Because flu (and the common cold) is caused by a virus, it cannot be treated by antibiotics – however antibiotics may be needed for complications of flu such as bacterial pneumonia.

In those most at risk, respiratory complications such as sudden breathing difficulties and secondary bacterial infections like pneumonia are the most severe. There are many cases of intensive care admissions and some deaths each year related to this. The majority of those who die during flu outbreaks are elderly (80 – 90% are over 65).

Looking to get over a viral infection and build up your immune system? Here are 5 of the best natural antivirals to try.

What to do if you have the flu?

Thankfully most people who get the flu feel very unwell for 2 weeks then recover with simple measures such as fluids, bed rest and OTC pain relief like paracetamol or ibuprofen to control fever and help with discomfort. Ideally it is best to avoid a doctor’s surgery or hospital which can contribute to spreading the outbreak. Coughing, sneezing and touch can transmit the flu virus.

However for those in the ‘at risk’ groups, it may be wise to seek a medical opinion. Some are recommended to take antiviral medication at the initial onset of the illness and others may need assessment to see if there is any evidence of complications from the illness such as dehydration or pneumonia.

The Flu Vaccine

As with most things prevention is better than cure. A flu vaccine is available every year and is recommended for certain at risk groups.

Who should get the flu vaccine?

The flu vaccine is available every year from the autumn and is highly recommended for all in the ‘at risk’ groups which includes pregnant women for whom it is considered safe in all trimesters.
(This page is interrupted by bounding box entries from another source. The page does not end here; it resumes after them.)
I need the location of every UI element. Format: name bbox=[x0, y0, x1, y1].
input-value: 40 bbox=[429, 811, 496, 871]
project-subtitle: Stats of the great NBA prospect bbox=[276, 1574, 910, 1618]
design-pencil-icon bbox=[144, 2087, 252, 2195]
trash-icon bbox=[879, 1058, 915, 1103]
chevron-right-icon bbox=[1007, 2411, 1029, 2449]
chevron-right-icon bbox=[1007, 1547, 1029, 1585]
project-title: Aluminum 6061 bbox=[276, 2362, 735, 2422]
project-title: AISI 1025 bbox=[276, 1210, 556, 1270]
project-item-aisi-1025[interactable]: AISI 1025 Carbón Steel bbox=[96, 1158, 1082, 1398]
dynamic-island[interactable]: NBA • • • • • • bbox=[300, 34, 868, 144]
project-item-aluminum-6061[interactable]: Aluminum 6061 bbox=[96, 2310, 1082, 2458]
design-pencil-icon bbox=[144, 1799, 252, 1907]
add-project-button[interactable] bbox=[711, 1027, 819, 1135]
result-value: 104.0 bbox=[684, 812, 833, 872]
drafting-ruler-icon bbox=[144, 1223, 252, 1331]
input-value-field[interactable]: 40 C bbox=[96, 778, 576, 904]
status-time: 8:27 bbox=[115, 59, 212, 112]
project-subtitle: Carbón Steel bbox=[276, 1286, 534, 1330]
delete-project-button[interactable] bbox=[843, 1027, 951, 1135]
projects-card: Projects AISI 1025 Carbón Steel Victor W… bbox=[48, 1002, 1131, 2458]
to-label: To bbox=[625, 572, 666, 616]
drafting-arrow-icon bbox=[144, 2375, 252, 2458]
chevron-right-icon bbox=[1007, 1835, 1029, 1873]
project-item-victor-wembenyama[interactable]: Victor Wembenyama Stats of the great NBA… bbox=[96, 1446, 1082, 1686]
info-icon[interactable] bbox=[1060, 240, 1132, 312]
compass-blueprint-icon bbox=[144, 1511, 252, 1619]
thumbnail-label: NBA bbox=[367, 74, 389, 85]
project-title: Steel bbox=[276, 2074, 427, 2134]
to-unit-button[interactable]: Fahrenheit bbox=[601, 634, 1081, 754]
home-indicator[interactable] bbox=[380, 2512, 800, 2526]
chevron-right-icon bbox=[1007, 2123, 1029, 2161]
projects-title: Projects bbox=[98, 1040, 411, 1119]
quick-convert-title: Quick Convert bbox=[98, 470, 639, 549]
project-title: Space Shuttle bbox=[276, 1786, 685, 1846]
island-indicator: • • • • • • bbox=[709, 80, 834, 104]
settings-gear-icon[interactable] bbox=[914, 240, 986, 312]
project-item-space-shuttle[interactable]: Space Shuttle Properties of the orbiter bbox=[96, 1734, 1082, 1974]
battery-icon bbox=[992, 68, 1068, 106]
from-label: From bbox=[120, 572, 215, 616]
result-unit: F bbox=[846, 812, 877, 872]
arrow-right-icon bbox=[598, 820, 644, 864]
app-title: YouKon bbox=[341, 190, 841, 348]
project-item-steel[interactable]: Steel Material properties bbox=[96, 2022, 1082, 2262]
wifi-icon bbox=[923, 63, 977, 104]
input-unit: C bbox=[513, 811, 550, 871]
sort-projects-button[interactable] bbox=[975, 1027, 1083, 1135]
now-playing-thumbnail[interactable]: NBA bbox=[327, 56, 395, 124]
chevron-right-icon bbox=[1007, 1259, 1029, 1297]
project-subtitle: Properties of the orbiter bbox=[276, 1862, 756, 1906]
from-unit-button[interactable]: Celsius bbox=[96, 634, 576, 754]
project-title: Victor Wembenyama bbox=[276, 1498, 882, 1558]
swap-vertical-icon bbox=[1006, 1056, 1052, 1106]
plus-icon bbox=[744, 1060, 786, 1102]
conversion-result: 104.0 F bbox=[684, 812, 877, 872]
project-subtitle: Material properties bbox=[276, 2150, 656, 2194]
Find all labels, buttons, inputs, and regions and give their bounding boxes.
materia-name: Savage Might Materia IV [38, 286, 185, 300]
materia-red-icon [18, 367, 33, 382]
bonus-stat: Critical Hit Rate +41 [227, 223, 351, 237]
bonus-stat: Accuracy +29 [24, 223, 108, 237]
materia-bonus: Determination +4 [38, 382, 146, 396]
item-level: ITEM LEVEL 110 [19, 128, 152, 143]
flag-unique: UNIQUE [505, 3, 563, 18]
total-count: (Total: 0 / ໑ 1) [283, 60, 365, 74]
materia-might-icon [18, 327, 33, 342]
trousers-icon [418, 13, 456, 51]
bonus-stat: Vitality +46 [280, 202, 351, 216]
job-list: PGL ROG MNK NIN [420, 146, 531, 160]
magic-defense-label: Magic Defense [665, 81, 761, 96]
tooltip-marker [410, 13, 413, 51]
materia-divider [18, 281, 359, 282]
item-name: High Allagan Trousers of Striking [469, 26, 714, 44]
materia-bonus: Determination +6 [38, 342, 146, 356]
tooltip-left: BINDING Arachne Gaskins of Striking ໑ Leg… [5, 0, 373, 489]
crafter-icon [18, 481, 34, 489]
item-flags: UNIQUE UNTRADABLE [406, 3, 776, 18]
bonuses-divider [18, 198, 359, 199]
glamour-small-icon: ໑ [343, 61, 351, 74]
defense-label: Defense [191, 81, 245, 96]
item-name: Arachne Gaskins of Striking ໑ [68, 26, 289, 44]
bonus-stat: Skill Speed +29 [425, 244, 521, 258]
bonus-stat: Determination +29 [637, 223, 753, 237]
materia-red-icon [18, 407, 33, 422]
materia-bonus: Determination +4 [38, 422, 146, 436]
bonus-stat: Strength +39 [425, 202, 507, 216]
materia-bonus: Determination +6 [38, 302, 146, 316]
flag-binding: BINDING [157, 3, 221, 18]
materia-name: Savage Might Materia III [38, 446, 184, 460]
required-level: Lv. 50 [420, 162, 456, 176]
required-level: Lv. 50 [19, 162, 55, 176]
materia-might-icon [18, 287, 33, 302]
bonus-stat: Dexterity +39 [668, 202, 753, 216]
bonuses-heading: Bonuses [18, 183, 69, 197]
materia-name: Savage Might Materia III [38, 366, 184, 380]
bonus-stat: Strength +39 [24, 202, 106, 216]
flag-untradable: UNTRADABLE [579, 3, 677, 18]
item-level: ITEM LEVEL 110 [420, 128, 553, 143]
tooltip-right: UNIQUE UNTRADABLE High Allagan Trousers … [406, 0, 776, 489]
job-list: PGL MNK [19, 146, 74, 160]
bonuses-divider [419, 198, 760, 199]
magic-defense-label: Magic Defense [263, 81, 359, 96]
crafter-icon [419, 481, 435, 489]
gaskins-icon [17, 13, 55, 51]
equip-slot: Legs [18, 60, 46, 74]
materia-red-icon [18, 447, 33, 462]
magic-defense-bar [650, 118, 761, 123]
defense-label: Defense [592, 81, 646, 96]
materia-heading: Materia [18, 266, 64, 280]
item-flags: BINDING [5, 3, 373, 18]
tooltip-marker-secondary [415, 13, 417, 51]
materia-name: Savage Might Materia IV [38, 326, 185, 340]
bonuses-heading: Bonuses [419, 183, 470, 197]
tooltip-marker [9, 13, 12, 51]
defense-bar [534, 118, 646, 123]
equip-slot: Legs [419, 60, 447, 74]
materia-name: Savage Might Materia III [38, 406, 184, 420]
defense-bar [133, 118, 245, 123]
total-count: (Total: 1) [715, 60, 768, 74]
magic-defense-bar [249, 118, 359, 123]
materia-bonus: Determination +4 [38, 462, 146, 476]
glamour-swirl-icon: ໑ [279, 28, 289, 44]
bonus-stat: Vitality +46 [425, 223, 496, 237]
For most of these people, the vaccine itself is free (although there may be a small cost to administering the vaccine in some cases).

As the strain of flu vaccine varies from year to year, a new vaccine is brought out each year that is felt to be the best match for the 3 or 4 most likely circulating flu viruses that season.

Can I still get the flu if I've received the vaccine?

All of us have met someone who ‘got the flu’ after their flu vaccine. While it is true that getting the vaccine is not 100% protection against the flu, it is safe to say that the flu vaccine does not give you the flu. Many people have a minor reaction of short lived fever or aches and pains for 24-48 hours after a vaccination. This is the body’s natural response to the vaccine and indicative of a healthy immune system at work.

Flu vaccines are given at the most common time of year for all colds and flu like illnesses, so it is not uncommon for people to catch one of these other viruses in the weeks surrounding your vaccine. Everyone’s underlying health is individual and may effect how well a vaccine takes.

A new vaccine is needed every year

The important thing to remember is that a new vaccine is needed each year and that all people in the ‘at risk’ groups, at least, should avail of it. For more advice on how to avoid getting sick come winter time, have a read of how to stay healthy this cold and flu season. For more useful information on the flu vaccine, see the HSE

Please note, this blog is for informational purposes only and should not replace medical advice.

It’s always best to consult your doctor before taking any new supplements, treatments or remedies if you are pregnant, breastfeeding or on medication.